O governo está, neste momento, a governar em duodécimos com o chumbo da proposta do Orçamento do Estado para o próximo ano de 2022. Isto significa que, a despesa mensal de cada organismo do Estado não pode ultrapassar um duodécimo da despesa total prevista no Orçamento do Estado de 2021, com algumas exceções.


“O Orçamento do Estado para 2022 é um orçamento amigo do investimento, dirigido às classes médias e focado nos jovens, mantendo as marcas dos orçamentos anteriores, como a aposta no SNS (Serviço Nacional de Saúde), o reforço da proteção social e o aumento do rendimento dos trabalhadores e dos pensionistas. E a garantia de contas certas”, são estas as palavras que o primeiro-ministro usou para descrever a proposta do orçamento no Parlamento.


Recusado por 117 deputados, numa votação em que 108 votaram a favor — sendo esses deputados na totalidade do PS — e outros cinco abstiveram-se, cai assim uma esquerda, um orçamento à esquerda e uma aliança à esquerda. Com este cenário de votação, caem também (da mesa) certas medidas como os novos “escalões” do IRS, isto é, desdobramento do 3.o e 6.o; a atualização salarial dos funcionários públicos; o aumento extraordinário das pensões e o reforço do Serviço Nacional de Saúde. Algumas destas medidas ainda podem ser concretizadas pelo Governo atual, incluindo o aumento do salário mínimo, existindo a possibilidade de entrar já em vigor em janeiro de 2022.


Apontaram-se dedos por todos os lados, o governo apontou à esquerda que se recusou a apoiá-lo, a esquerda ao governo e a direita aos dois. Apesar de João Leão, atual ministro das Finanças, ter anunciado que o governo estava aberto a negociar em especialidade, nem isso convenceu. Fala-se de uma falta de negociação, que seria exigida pelo compromisso com que foi criada a geringonça, por parte dos queixosos canhotos e de um orçamento que não visa ao crescimento por parte dos destros.
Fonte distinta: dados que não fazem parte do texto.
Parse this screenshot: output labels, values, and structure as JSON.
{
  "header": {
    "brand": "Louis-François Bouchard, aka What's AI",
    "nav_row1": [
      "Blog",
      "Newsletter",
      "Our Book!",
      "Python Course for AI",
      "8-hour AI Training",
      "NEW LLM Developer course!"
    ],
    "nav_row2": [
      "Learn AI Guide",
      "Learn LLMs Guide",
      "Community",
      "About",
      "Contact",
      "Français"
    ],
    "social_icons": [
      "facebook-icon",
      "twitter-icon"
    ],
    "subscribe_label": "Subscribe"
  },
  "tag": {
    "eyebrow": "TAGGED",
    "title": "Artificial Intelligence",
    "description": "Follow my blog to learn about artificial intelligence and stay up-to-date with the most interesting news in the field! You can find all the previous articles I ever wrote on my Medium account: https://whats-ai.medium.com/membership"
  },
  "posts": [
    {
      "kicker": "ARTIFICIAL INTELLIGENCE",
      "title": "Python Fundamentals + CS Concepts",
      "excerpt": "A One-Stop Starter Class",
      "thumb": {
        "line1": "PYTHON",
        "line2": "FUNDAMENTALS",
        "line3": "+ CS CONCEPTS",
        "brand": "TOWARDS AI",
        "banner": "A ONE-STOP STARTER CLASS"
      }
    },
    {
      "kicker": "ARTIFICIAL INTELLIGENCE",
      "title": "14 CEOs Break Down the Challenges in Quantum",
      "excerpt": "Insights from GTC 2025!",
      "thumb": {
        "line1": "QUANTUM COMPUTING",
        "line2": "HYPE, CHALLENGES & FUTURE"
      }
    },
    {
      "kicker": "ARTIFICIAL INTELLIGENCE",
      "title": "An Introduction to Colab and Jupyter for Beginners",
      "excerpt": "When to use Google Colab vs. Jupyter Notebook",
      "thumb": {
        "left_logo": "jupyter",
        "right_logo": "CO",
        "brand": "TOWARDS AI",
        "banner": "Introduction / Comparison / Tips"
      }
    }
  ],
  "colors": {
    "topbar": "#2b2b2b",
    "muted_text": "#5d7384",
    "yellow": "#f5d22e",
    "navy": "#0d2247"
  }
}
Surge aqui uma oportunidade para a direita se reerguer do (já algum) cansaço da gestão do governo, sendo ainda crucial a eleição interna do PSD, em data anterior às eleições. Contudo, há ainda o cenário de voltar tudo ao mesmo, afirmando-se a opinião de que a negociação do orçamento deve ser feita de forma diferente, e a mão socialista manter-se no poder de negociação.


Salienta-se que todos estes acontecimentos só vêm demonstrar que não há só dois blocos políticos em Portugal e que a esquerda difere da esquerda. Estes impasses são importantes para a democracia, mostrando não existir uma maioria absoluta garantida a todas as ações deste governo.


Portugal encontra-se assim, numa situação política bastante sensível, com a dissolução da Assembleia da República e a ida a eleições legislativas antecipadas. Estas já estão previstas para o início do próximo ano. Desta forma, só teremos um novo orçamento em abril, o que pode intimidar a recuperação pós-pandemia que estamos ainda a percorrer. Não havia um chumbo do orçamento desde 1978, quando Portugal estava sob um programa de austeridade e o motivo da rejeição no parlamento foi o corte do subsídio de Natal.